'The World Tonight' featured a report on how some folk singers are furious that their songs are being used by the British National Party. Understandably so.
Ritula Shah's introduction to the report told us that the BNP had adopted the songs in support of 'its right-wing cause'. Paul Moss's report (which, thankfully, stuck to the label 'far-right' rather than just 'right-wing') featured anti-BNP comments from three singers from the newly-formed Folk Against Fascism, as well as a spokesman for the anti-Fascist organisation Searchlight. In the interests of balance though, it featured a very short interview with a BNP spokesman, John Walker, but the party's right-to-reply lasted all of 24 seconds in a segment that lasted 6 minutes 12 seconds - and was well-challenged by Mr Moss himself. The report's whole tone was strongly biased against the BNP.
Shouldn't it be?
The now democratically-elected BNP poses serious ethical and practical problems for all democrats and for all supporters of free-speech - and, of course, for the BBC. How should it treat such a party?
Should it completely ignore them and, so, starve them of the oxygen of publicity? This would surely be a dangerous call in a democracy, especially against a democratically-elected political party. To do so might succeed in starving the BNP or it could, instead, only serve to increase the party's sense of 'martyrdom' (which it seems to get a kick out of) and also give it a mystique that might make it seem even more like the anti-establishment party for the floating protest-voter.

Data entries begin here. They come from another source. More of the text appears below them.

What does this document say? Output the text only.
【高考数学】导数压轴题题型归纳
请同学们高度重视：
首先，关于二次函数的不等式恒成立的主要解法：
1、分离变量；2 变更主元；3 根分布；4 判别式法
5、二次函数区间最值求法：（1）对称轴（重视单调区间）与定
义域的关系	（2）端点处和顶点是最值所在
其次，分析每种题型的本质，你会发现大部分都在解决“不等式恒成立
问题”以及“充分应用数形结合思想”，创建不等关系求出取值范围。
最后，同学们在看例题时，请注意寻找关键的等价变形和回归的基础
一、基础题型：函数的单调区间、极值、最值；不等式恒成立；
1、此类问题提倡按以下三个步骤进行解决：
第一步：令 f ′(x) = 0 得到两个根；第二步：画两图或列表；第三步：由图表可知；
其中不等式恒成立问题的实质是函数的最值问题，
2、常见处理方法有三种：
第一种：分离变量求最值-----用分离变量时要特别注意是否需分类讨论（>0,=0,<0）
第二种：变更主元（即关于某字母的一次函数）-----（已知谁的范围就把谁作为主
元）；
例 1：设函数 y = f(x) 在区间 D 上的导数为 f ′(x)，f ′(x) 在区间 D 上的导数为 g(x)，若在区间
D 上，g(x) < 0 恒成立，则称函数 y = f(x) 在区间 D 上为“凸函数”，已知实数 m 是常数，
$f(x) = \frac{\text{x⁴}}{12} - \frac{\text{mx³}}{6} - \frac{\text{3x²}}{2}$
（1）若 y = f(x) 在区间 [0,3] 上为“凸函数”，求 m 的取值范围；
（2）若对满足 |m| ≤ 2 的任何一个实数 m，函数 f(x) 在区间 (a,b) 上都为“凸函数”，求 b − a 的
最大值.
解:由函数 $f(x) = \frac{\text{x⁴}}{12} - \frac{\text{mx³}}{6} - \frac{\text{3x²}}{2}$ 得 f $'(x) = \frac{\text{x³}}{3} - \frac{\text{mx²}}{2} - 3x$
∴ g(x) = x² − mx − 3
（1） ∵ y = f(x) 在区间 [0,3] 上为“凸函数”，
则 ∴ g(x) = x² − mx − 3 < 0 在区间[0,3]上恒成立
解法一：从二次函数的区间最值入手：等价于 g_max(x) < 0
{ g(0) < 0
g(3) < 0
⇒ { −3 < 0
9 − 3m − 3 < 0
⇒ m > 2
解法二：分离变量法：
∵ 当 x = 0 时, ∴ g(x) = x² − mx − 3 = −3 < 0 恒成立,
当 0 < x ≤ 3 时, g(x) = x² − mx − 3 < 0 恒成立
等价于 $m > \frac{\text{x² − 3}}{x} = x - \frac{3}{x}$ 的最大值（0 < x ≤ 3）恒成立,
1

The BBC could instead deny them air-time but discuss them at length. This appears to have been the BBC's general policy in the run-up to June's elections. By not allowing viewers to hear directly from the BNP but still talking about them (negatively) on programme after programme (in interview after interview with spokesmen for the then scandal-hit major political parties) , playing-up the danger they posed and hyping the share-of-the-vote they could get in a worst-case scenario, a strong case can be made (I think) that the BBC helped boost the BNP's share of the vote in those elections (which, otherwise, might have been even smaller than it turned out to be).
So should the BBC treat the BNP as a 'normal' political party, so that voters can see exactly how weird these blood-obsessed people really are? The Big Questions (with 'Nicky' Campbell) featured a discussion on this very subject which, by giving them air-time - if only to discuss whether they should be given air-time at all! -, allowed viewers to hear what these people actually believe. It was revelatory. Someone on the panel who started out saying that the BNP should never be given a platform ended up agreeing that by allowing them such a platform voters were now able to hear just what strange, seriously disturbing people they are - with views to match. This gave the license-fee paying public a very rare and very valuable glimpse behind the respectable image the BNP seeks to present. If people hear it straight from the horse's mouth, they are likely to 'see it' more than when they are forced just to take it on trust.
Similarly gorgeous Shirin Wheeler's interview with Nick Griffin (for the Record: Europe) allowed viewers to hear the BNP leader say that he wants boats carrying African illegal immigrants sunk and a raft chucked in for them to paddle their way back to Libya. (What a shit!) Surely this proves that it's better for voters to see and hear directly what Griffin and Co. say, so that they can damn themselves out of their own mouths.
The BBC should, I think, take the Voltaire line on free-speech, except when it goes beyond the law (and we should be ultra-cautious about restrictive laws in this area). Offensiveness should not be censored, except when physically-dangerous consequences are likely flow from it. Let's hear from all the neo-Nazis, the Islamic extremists, the anarchists and the spokemen for every other kind of unpopular 'righteous' cause. Let's hear them and let's judge them for ourselves.
This balance is always a tricky one, of course. I envy no-one who has to work it out!